Healthcare was one of the clearest examples of AI crossing into the physical world. NVIDIA launched what it called the first domain-specific physical AI platform for healthcare robotics, including Open-H, Cosmos-H, GR00T-H, and the Rheo blueprint. The company said Open-H includes 776 hours of surgical video, 11 robotic system embodiments, and four surgical indications, while leaders such as CMR Surgical, Johnson & Johnson MedTech, Moon Surgical, Rob Surgical, PeritasAI, and Proximie are already adopting the stack. That is a big deal because it moves healthcare AI beyond image analysis into robotic action, simulation, and decision support inside clinical environments.
Then there was cuEST, one of the most underrated announcements from an SEO perspective because it points to where AI becomes scientific leverage. NVIDIA launched cuEST as a new CUDA-X library for accelerated quantum chemistry in semiconductor design, with Applied Materials, Samsung, Synopsys, and TSMC among the initial adopters. Samsung reported up to 5x end-to-end speedups for key workloads, while Synopsys said it could accelerate simulations up to 30x for semiconductor workflows. NVIDIA framed the goal as moving high-fidelity material modeling “from the lab to the fab.” That phrase sticks because it captures the real meaning of GTC 2026. AI is no longer just generating outputs. It is becoming the engine inside design, manufacturing, robotics, and scientific discovery itself.
Conclusion
NVIDIA GTC 2026 made one thing obvious: the next phase of AI will be won by systems, not slogans. The biggest story was not a single benchmark or a single model. It was the way NVIDIA connected Vera Rubin, Feynman, OpenClaw, NemoClaw, DGX Station, RTX PRO Blackwell, AWS, Microsoft Foundry, IGX Thor, healthcare robotics, and cuEST into one larger narrative. That narrative says AI is becoming infrastructure in the deepest sense of the word. It has to be designed, secured, simulated, deployed, governed, and scaled like a critical industrial platform.

That is why this conference mattered. It showed AI moving in three directions at once: upward into hyperscale cloud and AI factories, inward onto local desks and on-premises systems, and outward into the physical world of machines, sensors, and scientific workflows. If 2024 and 2025 were about proving AI could amaze people, 2026 looks much more like the year the industry started figuring out how AI will actually run the modern world. And if NVIDIA’s roadmap lands the way it wants, GTC 2026 may be remembered as the moment that future stopped sounding theoretical.

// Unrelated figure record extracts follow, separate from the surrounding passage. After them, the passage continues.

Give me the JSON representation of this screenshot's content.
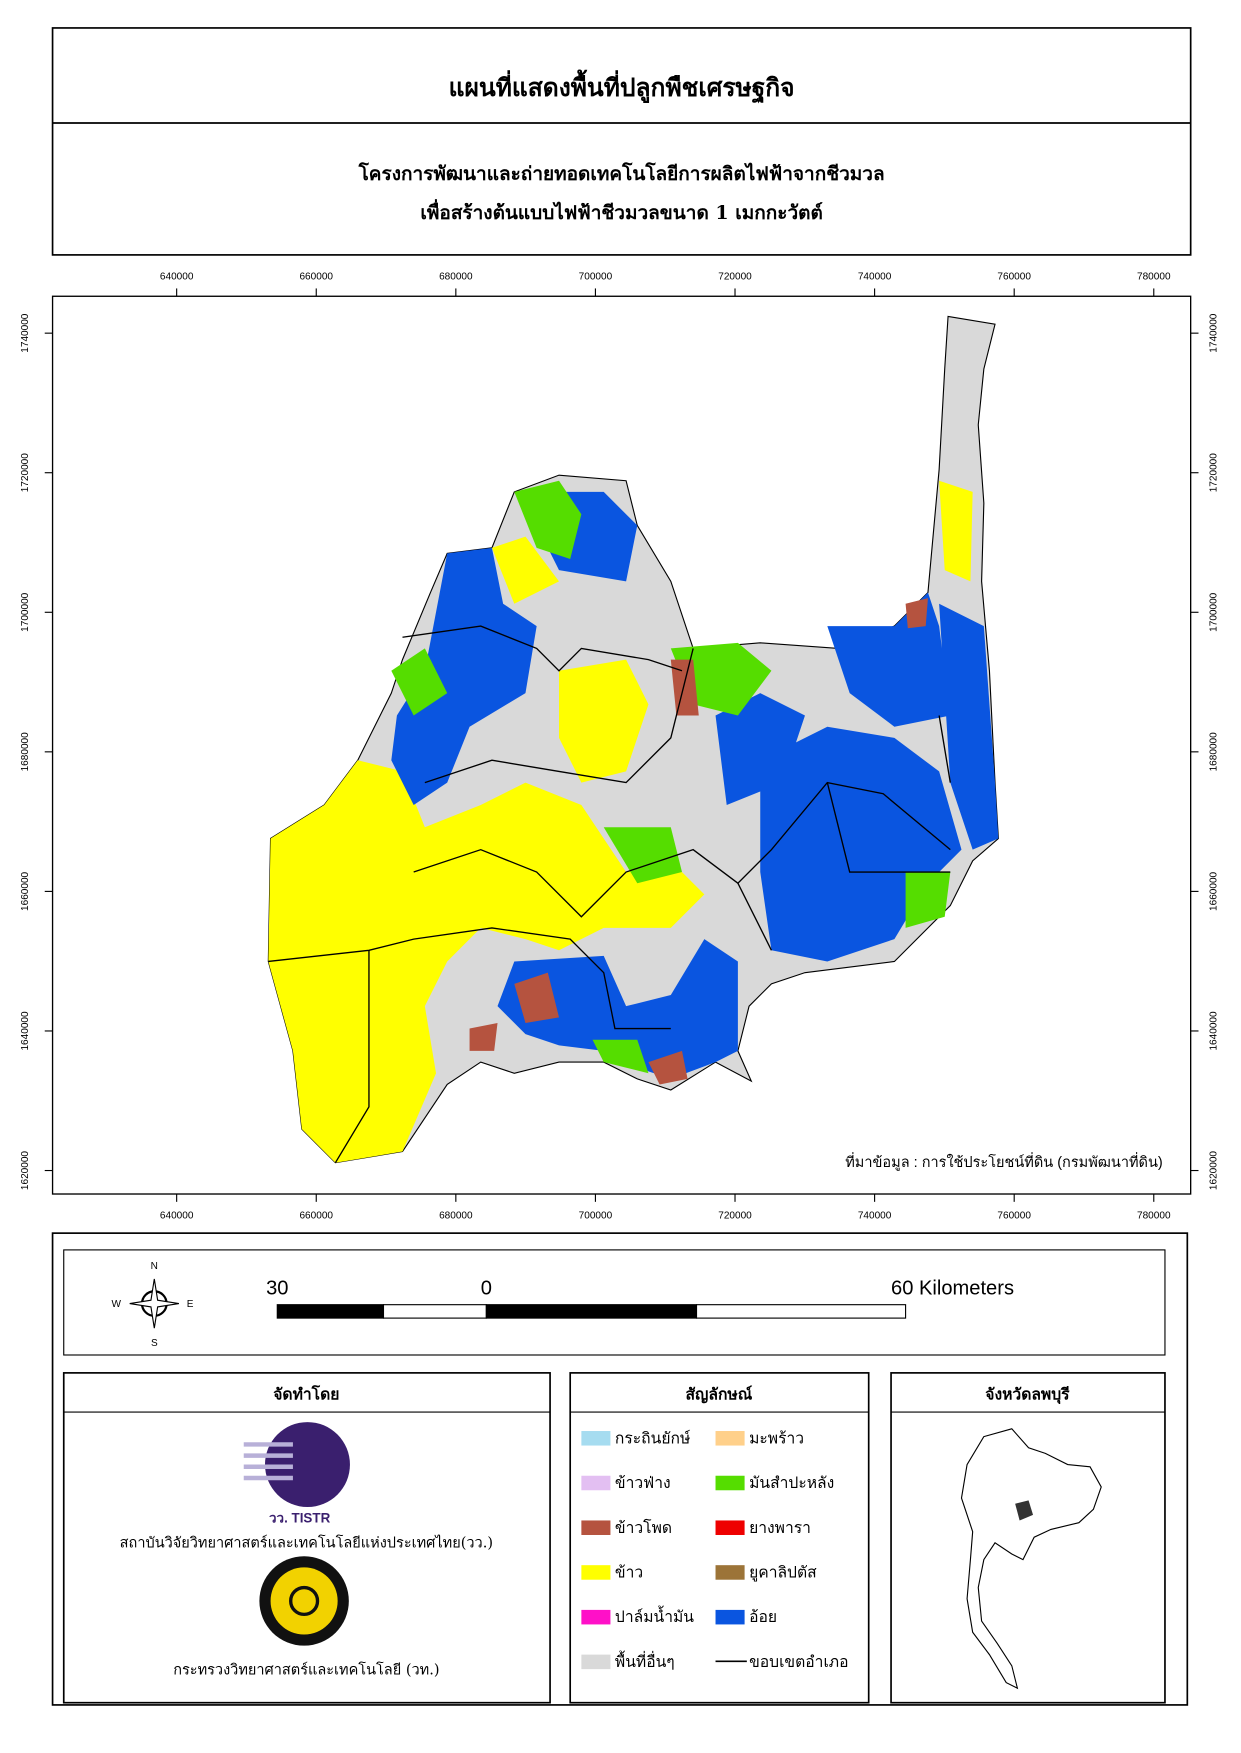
{
  "header": {
    "title": "แผนที่แสดงพื้นที่ปลูกพืชเศรษฐกิจ",
    "subtitle_lines": [
      "โครงการพัฒนาและถ่ายทอดเทคโนโลยีการผลิตไฟฟ้าจากชีวมวล",
      "เพื่อสร้างต้นแบบไฟฟ้าชีวมวลขนาด 1 เมกกะวัตต์"
    ]
  },
  "map": {
    "x_ticks": [
      640000,
      660000,
      680000,
      700000,
      720000,
      740000,
      760000,
      780000
    ],
    "y_ticks": [
      1620000,
      1640000,
      1660000,
      1680000,
      1700000,
      1720000,
      1740000
    ],
    "source_note": "ที่มาข้อมูล : การใช้ประโยชน์ที่ดิน  (กรมพัฒนาที่ดิน)"
  },
  "scale_bar": {
    "labels": [
      "30",
      "0",
      "60 Kilometers"
    ],
    "compass": {
      "n": "N",
      "s": "S",
      "e": "E",
      "w": "W"
    }
  },
  "producer": {
    "title": "จัดทำโดย",
    "logo_text": "วว. TISTR",
    "organizations": [
      "สถาบันวิจัยวิทยาศาสตร์และเทคโนโลยีแห่งประเทศไทย(วว.)",
      "กระทรวงวิทยาศาสตร์และเทคโนโลยี (วท.)"
    ]
  },
  "legend": {
    "title": "สัญลักษณ์",
    "items": [
      {
        "label": "กระถินยักษ์",
        "color": "#a6dcf0"
      },
      {
        "label": "ข้าวฟ่าง",
        "color": "#e3bff2"
      },
      {
        "label": "ข้าวโพด",
        "color": "#b5533f"
      },
      {
        "label": "ข้าว",
        "color": "#ffff00"
      },
      {
        "label": "ปาล์มน้ำมัน",
        "color": "#ff10c8"
      },
      {
        "label": "พื้นที่อื่นๆ",
        "color": "#d9d9d9"
      },
      {
        "label": "มะพร้าว",
        "color": "#ffd08a"
      },
      {
        "label": "มันสำปะหลัง",
        "color": "#55dd00"
      },
      {
        "label": "ยางพารา",
        "color": "#ee0000"
      },
      {
        "label": "ยูคาลิปตัส",
        "color": "#9c7438"
      },
      {
        "label": "อ้อย",
        "color": "#0a55e0"
      },
      {
        "label": "ขอบเขตอำเภอ",
        "color": "#000000",
        "symbol": "line"
      }
    ]
  },
  "inset": {
    "title": "จังหวัดลพบุรี"
  }
}
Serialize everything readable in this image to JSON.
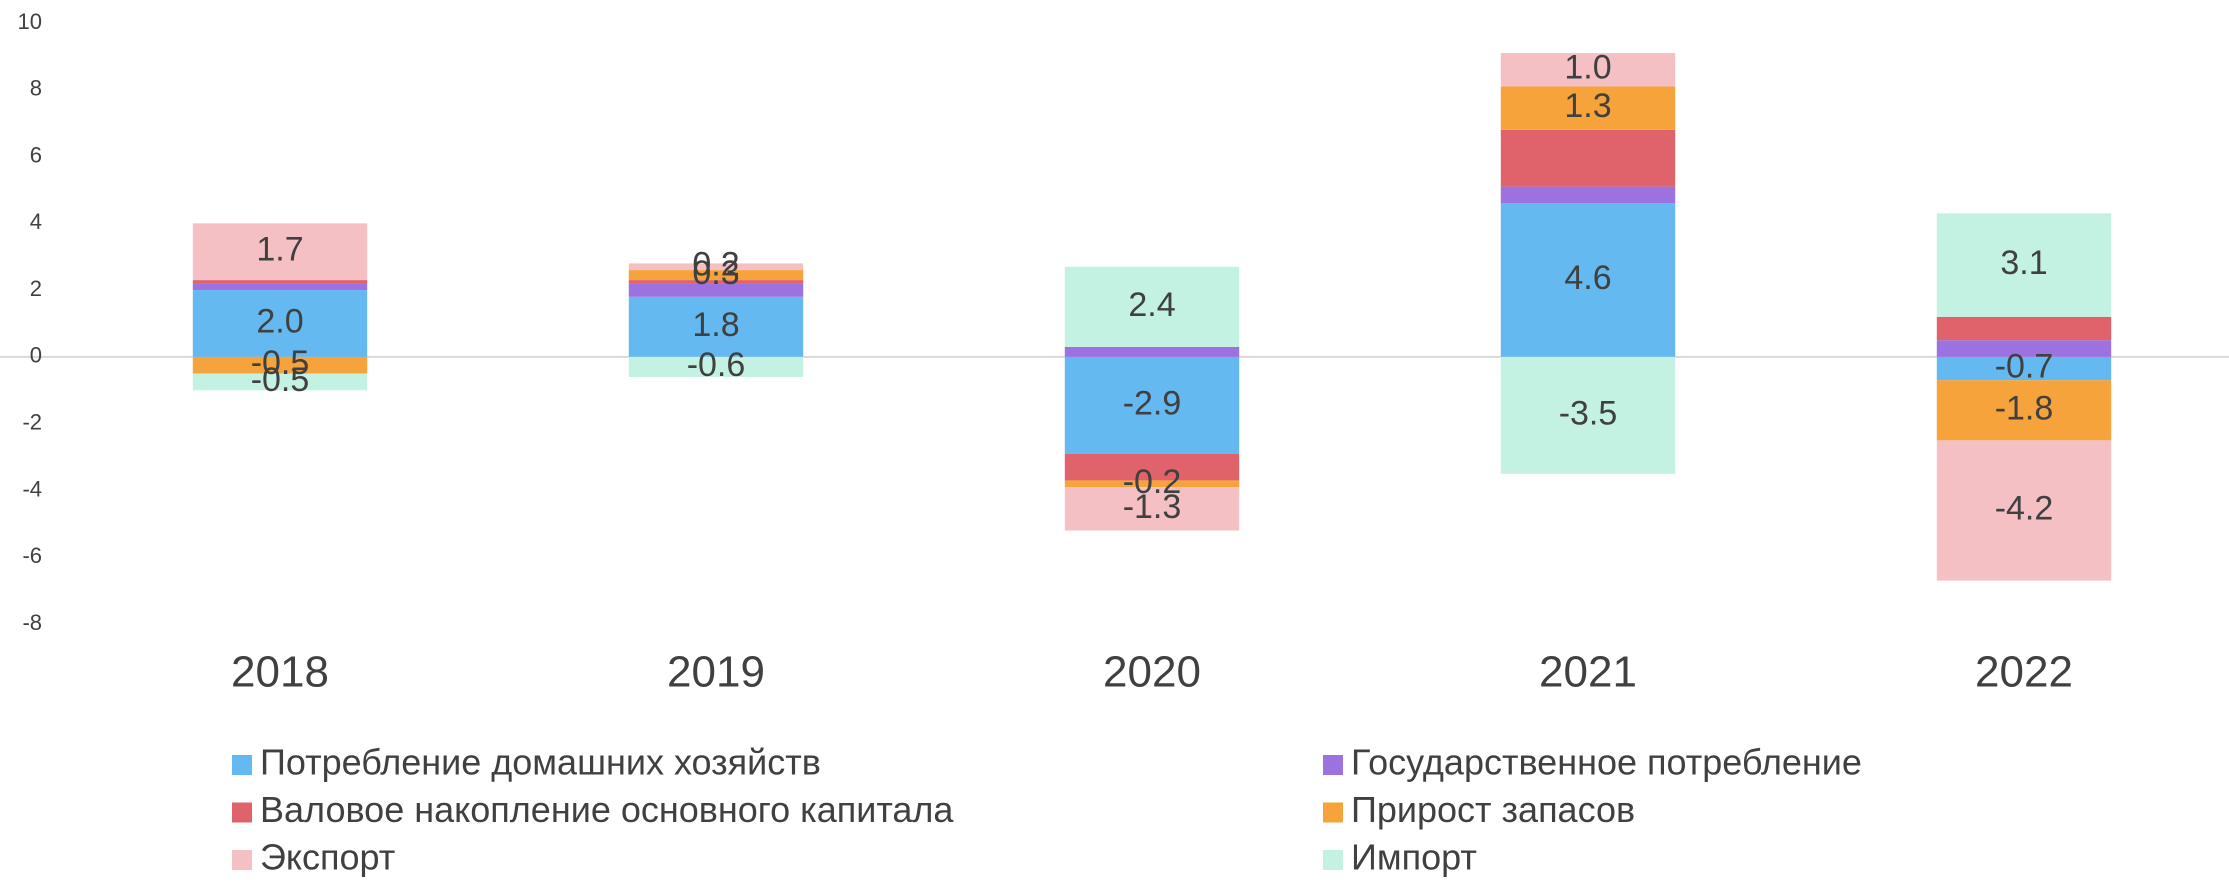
{
  "chart_data": {
    "type": "stacked_bar",
    "categories": [
      "2018",
      "2019",
      "2020",
      "2021",
      "2022"
    ],
    "ylim": [
      -8,
      10
    ],
    "yticks": [
      -8,
      -6,
      -4,
      -2,
      0,
      2,
      4,
      6,
      8,
      10
    ],
    "series": [
      {
        "name": "Потребление домашних хозяйств",
        "color": "#63b9f0",
        "values": [
          2.0,
          1.8,
          -2.9,
          4.6,
          -0.7
        ],
        "value_labels": [
          "2.0",
          "1.8",
          "-2.9",
          "4.6",
          "-0.7"
        ]
      },
      {
        "name": "Государственное потребление",
        "color": "#9b72e0",
        "values": [
          0.2,
          0.4,
          0.3,
          0.5,
          0.5
        ]
      },
      {
        "name": "Валовое накопление основного капитала",
        "color": "#e0636b",
        "values": [
          0.1,
          0.1,
          -0.8,
          1.7,
          0.7
        ]
      },
      {
        "name": "Прирост запасов",
        "color": "#f5a33a",
        "values": [
          -0.5,
          0.3,
          -0.2,
          1.3,
          -1.8
        ],
        "value_labels": [
          "-0.5",
          "0.3",
          "-0.2",
          "1.3",
          "-1.8"
        ]
      },
      {
        "name": "Экспорт",
        "color": "#f4c0c4",
        "values": [
          1.7,
          0.2,
          -1.3,
          1.0,
          -4.2
        ],
        "value_labels": [
          "1.7",
          "0.2",
          "-1.3",
          "1.0",
          "-4.2"
        ]
      },
      {
        "name": "Импорт",
        "color": "#c3f2e2",
        "values": [
          -0.5,
          -0.6,
          2.4,
          -3.5,
          3.1
        ],
        "value_labels": [
          "-0.5",
          "-0.6",
          "2.4",
          "-3.5",
          "3.1"
        ]
      }
    ]
  }
}
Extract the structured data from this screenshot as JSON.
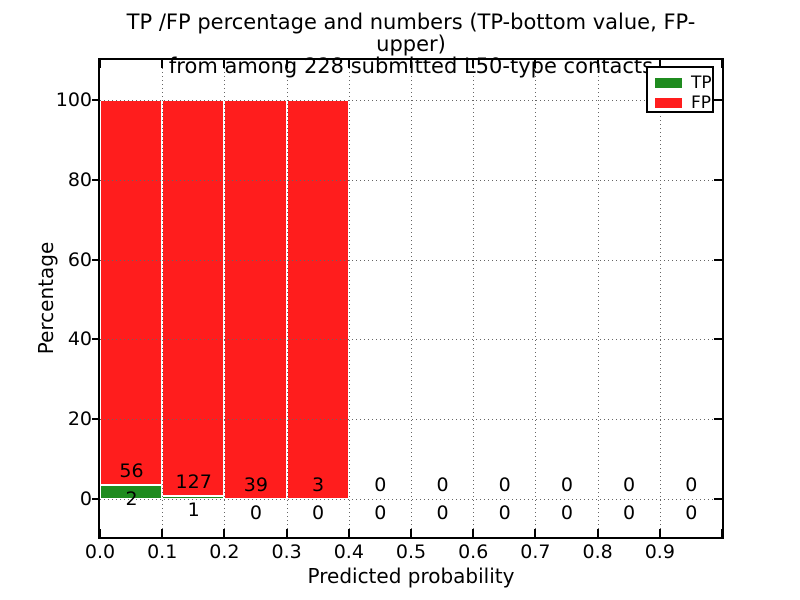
{
  "figure": {
    "title_line1": "TP /FP percentage and numbers (TP-bottom value, FP-upper)",
    "title_line2": "from among 228 submitted L50-type contacts",
    "xlabel": "Predicted probability",
    "ylabel": "Percentage"
  },
  "legend": {
    "items": [
      {
        "label": "TP",
        "color": "#1f8b1f"
      },
      {
        "label": "FP",
        "color": "#ff1d1d"
      }
    ]
  },
  "chart_data": {
    "type": "bar",
    "stacked": true,
    "title": "TP /FP percentage and numbers (TP-bottom value, FP-upper) from among 228 submitted L50-type contacts",
    "xlabel": "Predicted probability",
    "ylabel": "Percentage",
    "total_submitted": 228,
    "contact_type": "L50",
    "x_bins": [
      "0.0-0.1",
      "0.1-0.2",
      "0.2-0.3",
      "0.3-0.4",
      "0.4-0.5",
      "0.5-0.6",
      "0.6-0.7",
      "0.7-0.8",
      "0.8-0.9",
      "0.9-1.0"
    ],
    "x_tick_labels": [
      "0.0",
      "0.1",
      "0.2",
      "0.3",
      "0.4",
      "0.5",
      "0.6",
      "0.7",
      "0.8",
      "0.9"
    ],
    "y_ticks": [
      0,
      20,
      40,
      60,
      80,
      100
    ],
    "y_tick_labels": [
      "0",
      "20",
      "40",
      "60",
      "80",
      "100"
    ],
    "xlim": [
      0.0,
      1.0
    ],
    "ylim": [
      -10,
      110
    ],
    "grid": true,
    "grid_style": "dotted",
    "legend_position": "upper right",
    "series": [
      {
        "name": "TP",
        "color": "#1f8b1f",
        "counts": [
          2,
          1,
          0,
          0,
          0,
          0,
          0,
          0,
          0,
          0
        ]
      },
      {
        "name": "FP",
        "color": "#ff1d1d",
        "counts": [
          56,
          127,
          39,
          3,
          0,
          0,
          0,
          0,
          0,
          0
        ]
      }
    ],
    "percent_tp": [
      3.45,
      0.78,
      0,
      0,
      0,
      0,
      0,
      0,
      0,
      0
    ],
    "percent_fp": [
      96.55,
      99.22,
      100,
      100,
      0,
      0,
      0,
      0,
      0,
      0
    ]
  }
}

Notice: The initial edition of this article was drafted by AI.
FAQs
- What was the biggest announcement at NVIDIA GTC 2026?
The biggest announcement was arguably Vera Rubin, because it represents more than a chip update. NVIDIA positioned it as a full-stack computing platform with seven chips, five rack-scale systems, and one supercomputer for agentic AI, plus related AI factory reference designs. - Why was agentic AI such a major theme at GTC 2026?
Because NVIDIA sees the next AI wave as long-running systems that can reason, plan, use tools, and act across workflows. That is why the company emphasized OpenClaw, NemoClaw, OpenShell, and open Nemotron models rather than only traditional chat experiences. - How is NVIDIA approaching enterprise AI deployment?
NVIDIA is building a path from local development to production-scale AI factories. DGX Spark, DGX Station, and RTX PRO Blackwell give teams local and on-premises options, while partnerships with AWS and Microsoft provide large-scale cloud deployment and governance layers. - What does GTC 2026 say about the future of physical AI?
It says physical AI is moving fast from concept to deployment. NVIDIA showcased robotaxis, industrial automation, healthcare robotics, and edge AI through IGX Thor, Cosmos, GR00T-H, and healthcare-specific robotics tools. - Why should data and science teams care about GTC 2026?
Because NVIDIA did not focus only on models. It also pushed cuDF, cuVS, and cuEST, showing how accelerated computing can speed up enterprise data processing, retrieval workflows, and quantum-scale semiconductor simulation. That makes GTC 2026 relevant not just to AI engineers, but also to analytics teams, researchers, and industrial scientists.